オックスフォード大学クライストチャーチ・コレッジ夏季講座 体験談10

体験談10 2018年度参加 法学部4年 K・Sさん

【現地研修について】

今回のプログラムでは、風光明媚な学園都市の中心に位置するカレッジに一ヶ月滞在し、国際関係論の授業と英語研修を受けました。

前者では、王立歴史学会フェローでイギリス国防省などでの勤務経験のある先生から、移民やNGOの台頭といったテーマについて、哲学や国際倫理学の諸概念と結び付けた講義を受けました。この講義では、単に現在の国際情勢を概観するだけでなく、政治学の基礎的な概念から丁寧に説き起こし、学生の意見を問うというスタイルの講義は、やや難解であった反面、新鮮でありながら普遍的な学問の一端に触れた思いでした。何より、普段は専門分野に凝り固まっていた思考様式に、新たな物の考え方を付け加えられたことが一番の収穫であったと思います。また、先生の視座は基本的には欧州、英国あるいはキリスト教圏のものであり、節々でその違いに気付かされることも多かった。このようなことを日本で経験することは困難であり、この講義を英国の地で受けたことには大きな価値があった。

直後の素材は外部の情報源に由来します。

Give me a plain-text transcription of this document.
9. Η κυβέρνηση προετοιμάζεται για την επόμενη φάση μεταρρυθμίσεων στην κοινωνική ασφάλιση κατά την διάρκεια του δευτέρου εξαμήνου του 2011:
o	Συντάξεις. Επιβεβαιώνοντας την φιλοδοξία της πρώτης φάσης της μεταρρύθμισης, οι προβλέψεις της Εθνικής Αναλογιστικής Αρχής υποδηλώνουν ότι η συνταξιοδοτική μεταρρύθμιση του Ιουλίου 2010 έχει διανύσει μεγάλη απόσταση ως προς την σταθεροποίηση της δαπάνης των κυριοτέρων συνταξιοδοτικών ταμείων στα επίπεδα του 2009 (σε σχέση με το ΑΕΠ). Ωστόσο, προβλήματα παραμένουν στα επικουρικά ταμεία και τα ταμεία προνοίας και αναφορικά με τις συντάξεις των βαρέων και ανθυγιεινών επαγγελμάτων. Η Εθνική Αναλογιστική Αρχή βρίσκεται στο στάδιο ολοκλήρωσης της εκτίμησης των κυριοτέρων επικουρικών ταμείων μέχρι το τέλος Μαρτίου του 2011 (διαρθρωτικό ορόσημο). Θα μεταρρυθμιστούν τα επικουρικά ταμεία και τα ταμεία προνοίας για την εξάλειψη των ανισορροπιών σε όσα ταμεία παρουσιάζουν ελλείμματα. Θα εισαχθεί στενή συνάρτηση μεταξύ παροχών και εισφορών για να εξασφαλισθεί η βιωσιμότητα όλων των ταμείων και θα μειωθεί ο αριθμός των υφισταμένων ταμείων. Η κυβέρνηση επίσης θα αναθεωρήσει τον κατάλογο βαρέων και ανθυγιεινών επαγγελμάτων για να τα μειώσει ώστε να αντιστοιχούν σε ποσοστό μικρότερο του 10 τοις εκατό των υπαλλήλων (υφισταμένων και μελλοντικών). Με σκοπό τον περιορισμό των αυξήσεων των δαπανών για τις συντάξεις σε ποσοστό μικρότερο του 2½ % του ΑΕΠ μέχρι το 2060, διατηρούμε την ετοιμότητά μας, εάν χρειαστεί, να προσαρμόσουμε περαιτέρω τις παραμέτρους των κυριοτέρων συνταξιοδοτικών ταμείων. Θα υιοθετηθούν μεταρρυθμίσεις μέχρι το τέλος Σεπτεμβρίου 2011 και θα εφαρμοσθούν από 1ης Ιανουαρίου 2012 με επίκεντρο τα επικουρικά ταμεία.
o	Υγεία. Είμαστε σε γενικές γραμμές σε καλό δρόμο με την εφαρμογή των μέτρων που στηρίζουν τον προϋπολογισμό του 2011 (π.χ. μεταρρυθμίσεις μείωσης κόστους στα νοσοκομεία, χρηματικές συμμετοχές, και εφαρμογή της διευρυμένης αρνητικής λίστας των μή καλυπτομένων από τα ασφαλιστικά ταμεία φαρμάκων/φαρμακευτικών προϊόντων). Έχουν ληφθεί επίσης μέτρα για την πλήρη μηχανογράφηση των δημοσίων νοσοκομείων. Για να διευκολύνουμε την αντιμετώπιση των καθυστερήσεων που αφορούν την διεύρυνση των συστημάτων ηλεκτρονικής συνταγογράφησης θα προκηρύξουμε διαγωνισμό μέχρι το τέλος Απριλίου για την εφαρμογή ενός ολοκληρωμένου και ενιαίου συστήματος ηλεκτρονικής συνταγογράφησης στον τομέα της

最終プレゼンテーションでは、各グループが「戦争は正当化されうるか?」「愛国心が現代国家にとっていかに重要か?」といったテーマの割り当てを受け、関係する歴史的事象などを丁寧にリサーチするといったこれまでにない学習経験を得た。そうしたことも含めチーム全体でよく協力して準備し、プレゼン終了後には先生から「歴史への言及、論理的展開、プレゼンの技法ともに大変素晴らしかった」お褒めの言葉もいただけました。なお、もちろん授業は全て英語ではありましたが、我々を気遣いゆっくり話していただけたこと、また、当該分野の予備知識があったことから、大枠の理解に困難を伴うことはさほど多くなかったと感じました。

Chch in Oxford 2018夏_180912_0021.jpg

また、英語研修については、多彩な題材を用いつつ、インタラクティブで密度の濃い授業を受けることが出来たように思います。英語力については中々自己評価が難しいところはありますが、担当教員からは「あなたはスピーキングが良い」とお褒めをいただけたことで、より自信を持って話すことができるようになったことは収穫でした。反面、聴解については、分野に限定されない教材や文法用語を取り扱う英語研修の方がむしろ国際関係論の授業よりも理解に困難を感じる場面が多くあり、未だ一層の努力が必要であることを痛感させられました。また、英国人の感覚に基づき、どのような表現が丁寧なものとして受け取られるか、といった点についてレクチャーを受けたことは今後大変役立つように思います。(⇒右の写真:図書館の様子)

以上のように、今回のプログラムでは、幅広い意味で教養を高めるとともに、思考の幅を広げることが出来たと思います。

【イギリスでの生活について】

次に、英国における生活についてお話しします。あくまで上記の学習に差し障りのない範囲に控えましたが、それでも週末に何度かロンドン観光に出かけることができました。大英博物館のロゼッタストーンやトワイニング本店(ロンドン最初の紅茶店)の素晴らしさは多言を要さないでしょうが、特に印象に残っているのは都市の端々に英国が立憲君主制国家であることを感じさせるものが存在していることでした。例えば、テムズ川には第二次世界大戦で活躍した軽巡洋艦「HMS ベルファスト」が記念艦として一般公開されているが、このHMSとは"His/Her Majesty's Ship"すなわち「女王陛下の船」を意味する。この"Her Majesty's"や"King/Queen's"という接頭語は公私を問わずとても多くの施設の名前に附されており、国家としてのアイデンティティーを興味深く感じ取りました。その他、英国政治の中心であるウェストミンスター地区を始めとするロンドン中心部では、ウィンストン・チャーチルといった政治家や軍人など、イギリスの英雄たちの像を大変多く目にしました。国史における偉大な先人たちへの敬意を、我々はイギリス人の様に持てているかとしばし自問しました。

また、滞在先のオックスフォード大学クライストチャーチ・コレッジは、同大学を中心に発展したオックスフォード市街でも中核的な存在であり、大学設立当初の面影を今に伝えていました。また、同コレッジの中には、オックスフォード主教管区の本拠であるクライストチャーチ大聖堂があり、大聖堂内部の荘厳な宗教芸術の数々は、キリスト教への信仰を肌で感じさせるものでした。

大学生活最後の夏休みにこのようなプログラムに参加出来たことは誠に意義深く、大学での学修の集大成とすることができたように思います。